Behandeling van complexe en zeldzame aandoeningen moet in referentiecentra
Het Intermutualistisch Agentschap (IMA) wil niet dat ziekenhuizen nog langer jaarlijks slechts één geval van een complexe en zeldzame aandoening behandelen omdat ze op die manier niet over de nodige expertise kunnen beschikken. En dat heeft een lagere overlevingskans van de patiënt tot gevolg.
Het Federaal Kenniscentrum voor de Gezondheidszorg (KCE) bestudeerde het aantal behandelingen tussen 2006 en 2012 voor pancreas- en slokdarmkanker in België. Dit zijn complexe en zeldzame aandoeningen met
jaarlijks respectievelijk 1.500 en 1.000 nieuwe patiënten. Uit die studie bleek dat de overlevingskans stijgt wanneer de behandeling gebeurt in een ziekenhuis waar jaarlijks minstens 20 van deze ingrepen gebeuren. Zo’n ziekenhuis is dan een referentiecentrum.
Uit cijfers van het IMA blijkt nu dat 44 ziekenhuizen jaarlijks slechts één slokdarmkankerbehandeling uitvoeren, 21 ziekenhuizen tussen de 6 en de 19 behandelingen uitvoeren en dat slechts drie ziekenhuizen meer dan 20 behandelingen uitvoeren en dus een referentiecentrum zijn. Voor pancreaskanker gaat het jaarlijks om één behandeling in 49 ziekenhuizen, tussen de 6 en 19 in 31 ziekenhuizen en negen ziekenhuizen met meer dan 20 behandelingen per jaar.
Deze cijfers blijven in heel België tussen 2006 en 2012 stabiel en het verontrust het IMA dat er nog steeds amper wordt doorverwezen naar referentiecentra. “Het gaat om leven en dood”, zegt Marc Justaert, voorzitter van het IMA. “Want een ziekenhuis met een hoog volume heeft een getraind team dat instaat voor een goede verzorging na de behandeling en dat garant staat voor een goede aanpak bij mogelijke moeilijkheden, waardoor de overlevingskans op 5 jaar tijd aanzienlijkverhoogt.”
Kleinere ziekenhuizen staan duidelijk niet te springen om hun patiënten door te verwijzen, zeker niet in deze moeilijke financiële tijden. “Maar aan deze behandelingen vasthouden maakt een diepere financiële put, door alle investeringen die de ziekenhuizen moeten doen”, zegt Patrick Verertbruggen, secretaris van het IMA. Bovendien speelt ook het prestige van het ziekenhuis een rol. “We zien in sommige streken een echte ’technologiewedloop’ tussen verschillende ziekenhuizen die allemaal de meest geavanceerde technologie willen, maar waar ze nooit hun investering kunnen uithalen.”

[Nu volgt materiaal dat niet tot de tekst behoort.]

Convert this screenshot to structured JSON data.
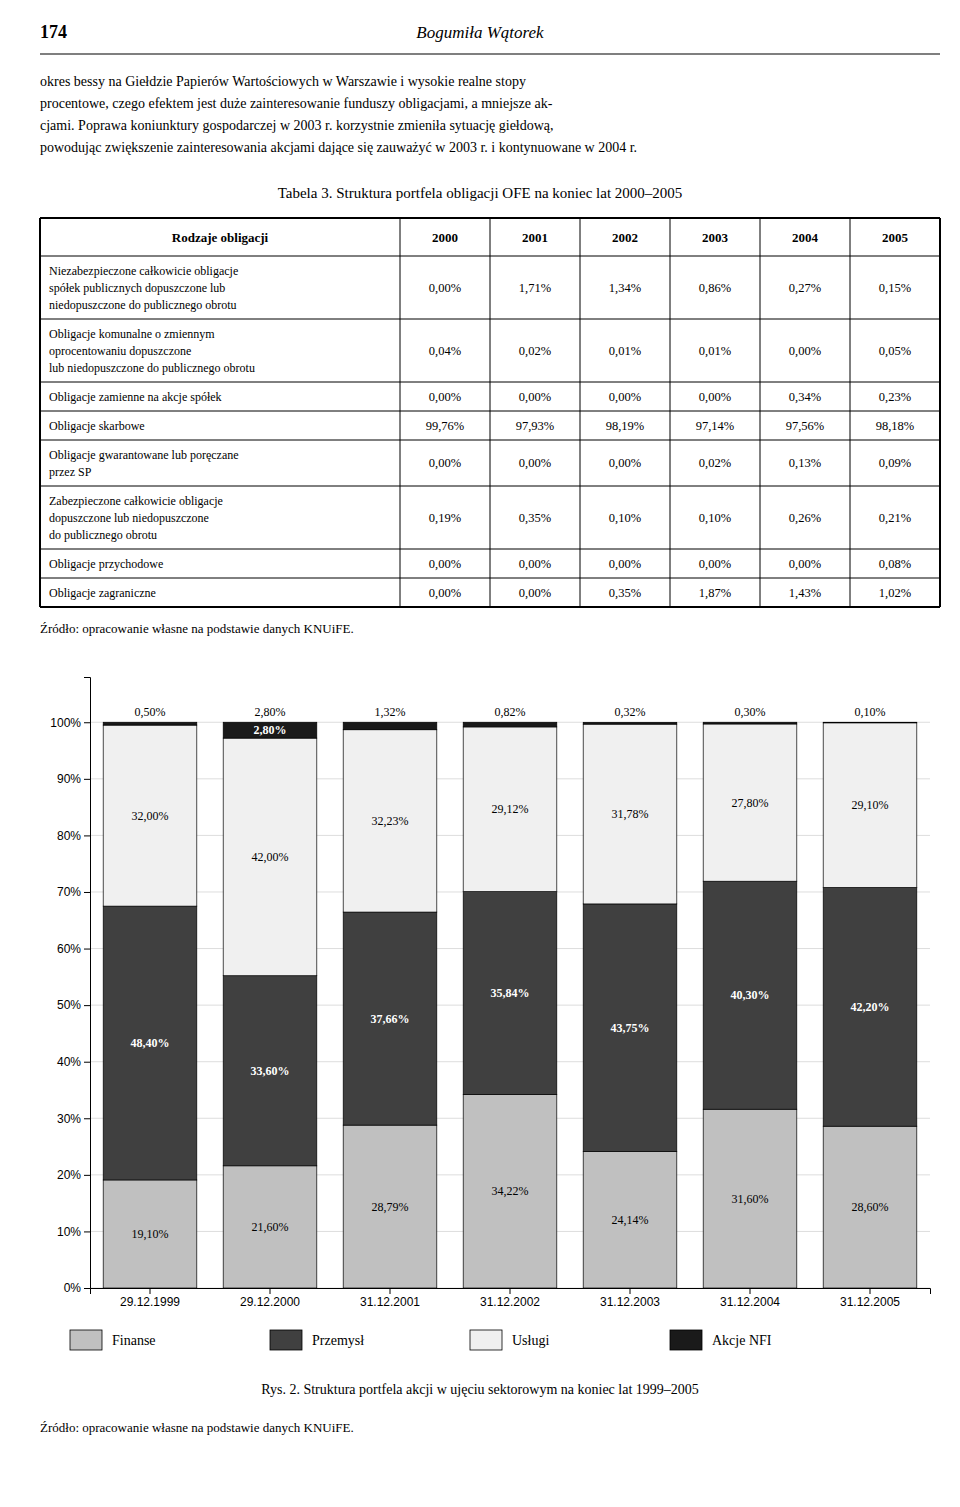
{
  "page_number": "174",
  "page_header": "Bogumiła Wątorek",
  "body_text": [
    "okres bessy na Giełdzie Papierów Wartościowych w Warszawie i wysokie realne stopy",
    "procentowe, czego efektem jest duże zainteresowanie funduszy obligacjami, a mniejsze ak-",
    "cjami. Poprawa koniunktury gospodarczej w 2003 r. korzystnie zmieniła sytuację giełdową,",
    "powodując zwiększenie zainteresowania akcjami dające się zauważyć w 2003 r. i kontynuowane w 2004 r."
  ],
  "table": {
    "title": "Tabela  3. Struktura portfela obligacji OFE na koniec lat 2000–2005",
    "headers": [
      "Rodzaje obligacji",
      "2000",
      "2001",
      "2002",
      "2003",
      "2004",
      "2005"
    ],
    "rows": [
      {
        "label": "Niezabezpieczone całkowicie obligacje\nspółek publicznych dopuszczone lub\nniedopuszczone do publicznego obrotu",
        "values": [
          "0,00%",
          "1,71%",
          "1,34%",
          "0,86%",
          "0,27%",
          "0,15%"
        ]
      },
      {
        "label": "Obligacje komunalne o zmiennym\noprocentowaniu dopuszczone\nlub niedopuszczone do publicznego obrotu",
        "values": [
          "0,04%",
          "0,02%",
          "0,01%",
          "0,01%",
          "0,00%",
          "0,05%"
        ]
      },
      {
        "label": "Obligacje zamienne na akcje spółek",
        "values": [
          "0,00%",
          "0,00%",
          "0,00%",
          "0,00%",
          "0,34%",
          "0,23%"
        ]
      },
      {
        "label": "Obligacje skarbowe",
        "values": [
          "99,76%",
          "97,93%",
          "98,19%",
          "97,14%",
          "97,56%",
          "98,18%"
        ]
      },
      {
        "label": "Obligacje gwarantowane lub poręczane\nprzez  SP",
        "values": [
          "0,00%",
          "0,00%",
          "0,00%",
          "0,02%",
          "0,13%",
          "0,09%"
        ]
      },
      {
        "label": "Zabezpieczone całkowicie obligacje\ndopuszczone lub  niedopuszczone\ndo publicznego obrotu",
        "values": [
          "0,19%",
          "0,35%",
          "0,10%",
          "0,10%",
          "0,26%",
          "0,21%"
        ]
      },
      {
        "label": "Obligacje przychodowe",
        "values": [
          "0,00%",
          "0,00%",
          "0,00%",
          "0,00%",
          "0,00%",
          "0,08%"
        ]
      },
      {
        "label": "Obligacje zagraniczne",
        "values": [
          "0,00%",
          "0,00%",
          "0,35%",
          "1,87%",
          "1,43%",
          "1,02%"
        ]
      }
    ],
    "source": "Źródło: opracowanie własne na podstawie danych KNUiFE."
  },
  "chart_data": {
    "type": "bar",
    "stacked": true,
    "title": "Rys. 2. Struktura portfela akcji w ujęciu sektorowym na koniec lat 1999–2005",
    "categories": [
      "29.12.1999",
      "29.12.2000",
      "31.12.2001",
      "31.12.2002",
      "31.12.2003",
      "31.12.2004",
      "31.12.2005"
    ],
    "series": [
      {
        "name": "Finanse",
        "color": "#c0c0c0",
        "values": [
          19.1,
          21.6,
          28.79,
          34.22,
          24.14,
          31.6,
          28.6
        ],
        "value_labels": [
          "19,10%",
          "21,60%",
          "28,79%",
          "34,22%",
          "24,14%",
          "31,60%",
          "28,60%"
        ]
      },
      {
        "name": "Przemysł",
        "color": "#404040",
        "values": [
          48.4,
          33.6,
          37.66,
          35.84,
          43.75,
          40.3,
          42.2
        ],
        "value_labels": [
          "48,40%",
          "33,60%",
          "37,66%",
          "35,84%",
          "43,75%",
          "40,30%",
          "42,20%"
        ]
      },
      {
        "name": "Usługi",
        "color": "#f0f0f0",
        "values": [
          32.0,
          42.0,
          32.23,
          29.12,
          31.78,
          27.8,
          29.1
        ],
        "value_labels": [
          "32,00%",
          "42,00%",
          "32,23%",
          "29,12%",
          "31,78%",
          "27,80%",
          "29,10%"
        ]
      },
      {
        "name": "Akcje NFI",
        "color": "#1a1a1a",
        "values": [
          0.5,
          2.8,
          1.32,
          0.82,
          0.32,
          0.3,
          0.1
        ],
        "value_labels": [
          null,
          "2,80%",
          null,
          null,
          null,
          null,
          null
        ]
      }
    ],
    "annotations": [
      "0,50%",
      "2,80%",
      "1,32%",
      "0,82%",
      "0,32%",
      "0,30%",
      "0,10%"
    ],
    "ylim": [
      0,
      108
    ],
    "yticks": [
      {
        "value": 0,
        "label": "0%"
      },
      {
        "value": 10,
        "label": "10%"
      },
      {
        "value": 20,
        "label": "20%"
      },
      {
        "value": 30,
        "label": "30%"
      },
      {
        "value": 40,
        "label": "40%"
      },
      {
        "value": 50,
        "label": "50%"
      },
      {
        "value": 60,
        "label": "60%"
      },
      {
        "value": 70,
        "label": "70%"
      },
      {
        "value": 80,
        "label": "80%"
      },
      {
        "value": 90,
        "label": "90%"
      },
      {
        "value": 100,
        "label": "100%"
      }
    ],
    "grid": true,
    "data_labels": true,
    "legend": "bottom"
  },
  "chart_source": "Źródło: opracowanie własne na podstawie danych KNUiFE."
}
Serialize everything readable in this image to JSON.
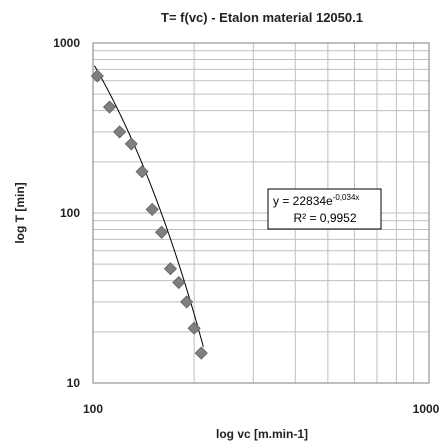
{
  "chart_data": {
    "type": "scatter",
    "title": "T= f(vc) - Etalon material 12050.1",
    "xlabel": "log vc [m.min-1]",
    "ylabel": "log T [min]",
    "x_scale": "log",
    "y_scale": "log",
    "xlim": [
      100,
      1000
    ],
    "ylim": [
      10,
      1000
    ],
    "x_ticks": [
      "100",
      "1000"
    ],
    "y_ticks": [
      "1000",
      "100",
      "10"
    ],
    "grid": true,
    "marker_color": "#7f7f7f",
    "trendline_color": "#000000",
    "series": [
      {
        "x": [
          103,
          112,
          120,
          130,
          140,
          150,
          160,
          170,
          180,
          190,
          200,
          210
        ],
        "y": [
          640,
          420,
          300,
          255,
          175,
          105,
          77,
          47,
          39,
          30,
          21,
          15
        ]
      }
    ],
    "trendline": {
      "type": "exponential",
      "a": 22834,
      "b": -0.034,
      "x_range": [
        101,
        213
      ],
      "equation_main": "y = 22834e",
      "equation_exp": "-0,034x",
      "r_squared": "R² = 0,9952"
    }
  }
}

Daarom onderstreept het IMA nogmaals de aanbeveling van het KCE om de referentiecentra op regionale schaal te spreiden, ze in te bedden in een netwerk dat de zorgzone overschrijdt en samenwerking volgens het “shared care”-model, waarbij er tijdens de volledige zorg- en revalidatieperiode een multidisciplinair overleg plaatsvindt waarin wordt beslist of de behandeling al dan niet in een referentiecentrum wordt verdergezet.